Ya no cabían más rodeos.
– ¿Cómo le sienta a usted, doctora Sing?
– ¿Qué quiere decir?
– El registro nacional ha identificado a un donante que encajaba con Jeremy, ¿no es cierto?
– Eso creo, sí.
– ¿Y qué ha pasado?
La mujer se golpeó el mentón con el dedo índice:
– ¿Puedo hablar con franqueza?
– Se lo ruego.
– Creo en la necesidad de secretismo y confidencialidad. La mayoría de la gente no entiende lo fácil, indoloro e importante que es apuntar su nombre en el registro. Lo único que tienen que hacer es dar un poco de sangre. Sólo un tubito, menos de lo que te extraerían para una donación de sangre normal. Con este gesto tan sencillo puedes salvar una vida. ¿Entiende la importancia que tiene?
– Creo que sí.
– Nosotros, la comunidad médica, tenemos que hacer todo lo posible para animar a la gente a apuntarse en el registro de médula ósea. La pedagogía, por supuesto, es importante, pero también lo es la confidencialidad. Ha de respetarse. Los donantes tienen que confiar en nosotros. -Se detuvo, cruzó las piernas, se reclinó sobre las manos-. Pero, en este caso, nos encontramos ante una especie de dilema. La importancia de la confidencialidad choca de frente contra la salud de mi paciente. Para mí, el dilema resulta fácil de resolver. El juramento hipocrático está por encima de todo. No soy ni abogado ni cura, mi prioridad es salvar una vida, no proteger confidencias. Y supongo que no soy el único médico que piensa así. Tal vez por eso no tenemos ningún contacto con los donantes. El centro hematológico, en este caso el de East Orange, se encarga de todo. Extraen la médula y nos la envían.
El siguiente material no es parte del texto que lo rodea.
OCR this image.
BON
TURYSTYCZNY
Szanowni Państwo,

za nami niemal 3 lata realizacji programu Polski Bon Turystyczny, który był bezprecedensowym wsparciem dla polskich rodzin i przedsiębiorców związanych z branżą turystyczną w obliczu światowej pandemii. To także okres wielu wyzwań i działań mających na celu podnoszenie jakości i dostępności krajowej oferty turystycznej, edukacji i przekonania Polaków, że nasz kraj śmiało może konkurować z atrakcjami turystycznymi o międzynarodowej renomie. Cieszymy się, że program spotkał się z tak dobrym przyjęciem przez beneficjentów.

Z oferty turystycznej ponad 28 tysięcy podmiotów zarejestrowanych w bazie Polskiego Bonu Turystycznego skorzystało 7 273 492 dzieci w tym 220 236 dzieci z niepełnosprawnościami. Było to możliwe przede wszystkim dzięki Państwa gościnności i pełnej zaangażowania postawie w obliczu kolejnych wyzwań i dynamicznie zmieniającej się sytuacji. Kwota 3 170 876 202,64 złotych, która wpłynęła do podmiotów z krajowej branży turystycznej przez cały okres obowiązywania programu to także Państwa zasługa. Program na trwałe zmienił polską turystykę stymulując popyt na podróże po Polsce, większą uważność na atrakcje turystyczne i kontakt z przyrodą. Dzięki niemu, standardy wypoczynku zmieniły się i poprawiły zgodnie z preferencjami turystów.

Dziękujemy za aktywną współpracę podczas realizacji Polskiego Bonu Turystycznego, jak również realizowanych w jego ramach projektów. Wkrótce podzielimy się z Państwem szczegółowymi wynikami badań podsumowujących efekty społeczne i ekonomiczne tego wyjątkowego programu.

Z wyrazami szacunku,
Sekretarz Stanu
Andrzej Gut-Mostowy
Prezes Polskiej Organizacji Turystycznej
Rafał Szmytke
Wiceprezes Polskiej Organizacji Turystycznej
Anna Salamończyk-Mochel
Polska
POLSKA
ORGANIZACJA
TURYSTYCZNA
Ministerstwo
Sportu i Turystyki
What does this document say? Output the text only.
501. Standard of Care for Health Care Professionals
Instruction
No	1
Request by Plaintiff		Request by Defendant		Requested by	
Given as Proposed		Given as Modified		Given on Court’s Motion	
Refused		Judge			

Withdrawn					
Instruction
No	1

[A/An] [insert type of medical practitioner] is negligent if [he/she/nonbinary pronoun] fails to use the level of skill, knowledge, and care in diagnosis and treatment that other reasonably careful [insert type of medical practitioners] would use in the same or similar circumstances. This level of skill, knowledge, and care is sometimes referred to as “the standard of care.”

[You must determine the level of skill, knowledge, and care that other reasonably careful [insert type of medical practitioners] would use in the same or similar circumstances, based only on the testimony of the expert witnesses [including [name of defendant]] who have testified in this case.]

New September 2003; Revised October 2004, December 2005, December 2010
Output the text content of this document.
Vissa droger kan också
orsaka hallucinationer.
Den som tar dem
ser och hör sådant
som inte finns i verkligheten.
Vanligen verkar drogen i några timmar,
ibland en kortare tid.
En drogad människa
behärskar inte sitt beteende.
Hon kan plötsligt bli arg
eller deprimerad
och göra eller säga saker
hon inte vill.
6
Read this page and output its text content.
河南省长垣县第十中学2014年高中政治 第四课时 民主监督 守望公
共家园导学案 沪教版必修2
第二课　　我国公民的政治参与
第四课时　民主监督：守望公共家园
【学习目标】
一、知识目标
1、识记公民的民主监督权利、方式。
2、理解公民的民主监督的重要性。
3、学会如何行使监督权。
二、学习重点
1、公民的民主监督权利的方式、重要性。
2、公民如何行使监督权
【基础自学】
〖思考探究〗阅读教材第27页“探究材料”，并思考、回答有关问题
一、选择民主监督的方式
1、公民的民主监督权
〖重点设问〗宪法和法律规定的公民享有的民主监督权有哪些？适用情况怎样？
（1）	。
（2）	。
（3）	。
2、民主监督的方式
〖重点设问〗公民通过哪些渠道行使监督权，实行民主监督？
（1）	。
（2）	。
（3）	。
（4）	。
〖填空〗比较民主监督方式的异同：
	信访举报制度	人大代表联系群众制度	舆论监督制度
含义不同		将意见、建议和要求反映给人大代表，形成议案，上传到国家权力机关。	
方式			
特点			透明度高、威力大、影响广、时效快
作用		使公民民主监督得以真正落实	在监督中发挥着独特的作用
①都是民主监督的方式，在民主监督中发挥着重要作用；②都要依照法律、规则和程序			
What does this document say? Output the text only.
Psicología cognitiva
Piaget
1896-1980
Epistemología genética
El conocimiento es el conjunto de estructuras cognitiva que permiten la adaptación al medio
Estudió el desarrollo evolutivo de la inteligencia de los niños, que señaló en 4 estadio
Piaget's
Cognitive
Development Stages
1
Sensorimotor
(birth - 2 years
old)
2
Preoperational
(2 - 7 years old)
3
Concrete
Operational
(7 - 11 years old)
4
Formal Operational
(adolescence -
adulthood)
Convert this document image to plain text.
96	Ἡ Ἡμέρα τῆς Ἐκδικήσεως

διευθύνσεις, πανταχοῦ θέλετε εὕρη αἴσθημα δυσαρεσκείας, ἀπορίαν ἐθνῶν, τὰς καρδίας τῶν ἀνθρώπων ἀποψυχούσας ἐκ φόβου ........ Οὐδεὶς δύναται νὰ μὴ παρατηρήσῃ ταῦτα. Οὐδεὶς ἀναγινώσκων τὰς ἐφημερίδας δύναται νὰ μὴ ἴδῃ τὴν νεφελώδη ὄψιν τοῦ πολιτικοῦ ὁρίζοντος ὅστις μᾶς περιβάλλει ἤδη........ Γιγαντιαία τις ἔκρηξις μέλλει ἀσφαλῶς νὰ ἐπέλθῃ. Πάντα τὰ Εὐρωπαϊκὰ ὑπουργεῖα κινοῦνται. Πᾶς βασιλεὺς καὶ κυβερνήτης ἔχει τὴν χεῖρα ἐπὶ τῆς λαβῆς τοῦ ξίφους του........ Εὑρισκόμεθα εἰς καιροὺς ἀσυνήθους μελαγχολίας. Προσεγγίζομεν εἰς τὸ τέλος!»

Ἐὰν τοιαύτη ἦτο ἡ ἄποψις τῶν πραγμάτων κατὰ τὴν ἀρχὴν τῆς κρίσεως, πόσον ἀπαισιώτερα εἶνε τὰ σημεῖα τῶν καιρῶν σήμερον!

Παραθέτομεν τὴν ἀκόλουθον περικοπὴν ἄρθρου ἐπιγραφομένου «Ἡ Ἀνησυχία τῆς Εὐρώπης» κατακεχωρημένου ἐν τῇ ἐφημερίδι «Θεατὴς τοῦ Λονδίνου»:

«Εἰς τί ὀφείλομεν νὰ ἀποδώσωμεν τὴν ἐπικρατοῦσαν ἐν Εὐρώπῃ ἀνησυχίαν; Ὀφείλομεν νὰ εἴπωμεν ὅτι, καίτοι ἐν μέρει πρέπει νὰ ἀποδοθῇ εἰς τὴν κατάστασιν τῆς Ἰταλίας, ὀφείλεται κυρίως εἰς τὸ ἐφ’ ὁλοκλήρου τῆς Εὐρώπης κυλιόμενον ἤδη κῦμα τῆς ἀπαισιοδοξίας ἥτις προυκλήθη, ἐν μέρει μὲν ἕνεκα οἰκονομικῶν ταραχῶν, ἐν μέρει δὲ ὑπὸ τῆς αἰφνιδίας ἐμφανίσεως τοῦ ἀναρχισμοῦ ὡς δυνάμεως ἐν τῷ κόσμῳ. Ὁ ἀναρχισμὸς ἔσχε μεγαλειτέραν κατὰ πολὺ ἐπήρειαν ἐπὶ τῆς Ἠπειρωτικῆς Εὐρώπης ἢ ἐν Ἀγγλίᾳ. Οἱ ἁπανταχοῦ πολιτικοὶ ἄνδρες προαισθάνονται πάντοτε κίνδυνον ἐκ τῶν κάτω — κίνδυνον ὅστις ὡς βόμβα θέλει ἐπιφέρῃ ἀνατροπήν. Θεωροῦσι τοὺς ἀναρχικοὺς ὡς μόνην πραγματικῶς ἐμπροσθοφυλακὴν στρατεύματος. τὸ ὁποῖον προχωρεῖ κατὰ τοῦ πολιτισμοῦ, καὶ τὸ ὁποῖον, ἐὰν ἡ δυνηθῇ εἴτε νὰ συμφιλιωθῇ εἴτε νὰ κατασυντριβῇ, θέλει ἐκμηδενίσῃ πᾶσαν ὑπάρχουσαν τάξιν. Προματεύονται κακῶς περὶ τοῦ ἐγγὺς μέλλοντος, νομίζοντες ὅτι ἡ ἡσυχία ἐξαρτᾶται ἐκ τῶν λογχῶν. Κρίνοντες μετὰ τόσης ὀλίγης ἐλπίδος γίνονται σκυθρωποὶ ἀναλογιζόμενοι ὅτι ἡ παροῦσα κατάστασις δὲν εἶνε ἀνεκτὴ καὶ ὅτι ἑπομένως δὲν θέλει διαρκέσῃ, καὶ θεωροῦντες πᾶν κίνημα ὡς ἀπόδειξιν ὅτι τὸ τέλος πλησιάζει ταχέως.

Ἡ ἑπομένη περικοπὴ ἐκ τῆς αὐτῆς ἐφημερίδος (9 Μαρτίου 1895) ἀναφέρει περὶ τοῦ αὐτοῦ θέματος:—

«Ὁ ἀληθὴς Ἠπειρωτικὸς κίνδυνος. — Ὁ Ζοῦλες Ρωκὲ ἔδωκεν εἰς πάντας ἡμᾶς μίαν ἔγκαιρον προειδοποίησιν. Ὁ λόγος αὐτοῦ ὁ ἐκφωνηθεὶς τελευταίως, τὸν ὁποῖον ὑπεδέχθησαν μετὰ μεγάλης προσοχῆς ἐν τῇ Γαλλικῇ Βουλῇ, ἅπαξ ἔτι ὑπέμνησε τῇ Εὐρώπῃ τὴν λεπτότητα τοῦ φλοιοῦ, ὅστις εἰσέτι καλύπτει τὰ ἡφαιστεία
– ¿O sea que usted no sabe quién es el donante?
– Correcto.
– ¿Ni si es hombre o mujer, ni dónde vive, ni nada?
Karen Singh asintió con la cabeza:
– Sólo puedo decirle que el registro nacional encontró un donante que cuadraba. Me llamaron para decírmelo, pero luego me volvieron a llamar para decirme que ya no estaba disponible.
– ¿Y eso qué significa?
– Es exactamente lo que les pregunté.
– ¿Le respondieron?
– No. Y mientras yo veo las cosas a nivel micro, el registro nacional tiene que permanecer en el macro. Y yo lo respeto.
– Simplemente, ha tirado la toalla.
Ante estas palabras, ella se puso rígida. Se le pusieron los ojos pequeños y oscuros:
– No, señor Bolitar, no he tirado la toalla. Me enfurecí contra la maquinaria, pero la gente del registro nacional no son ogros. Entienden que estamos ante una situación de vida o muerte. Si un donante se echa atrás, intentan hacer todo lo que pueden por volverlo a convencer: hacen todo lo que yo haría para convencer al donante de que colabore en el proceso.
– ¿Pero no ha funcionado nada?
– Eso parece.
– ¿Le dijo alguien al donante que está condenando a muerte a un chico de trece años?
Ella respondió sin vacilar:
– Sí.
Myron levantó las manos:
– Pues, entonces, ¿qué conclusión sacamos? ¿Que el donante es un monstruo egocéntrico?
La doctora lo meditó unos segundos.
– Es posible -dijo-. Pero quizás haya una respuesta más sencilla.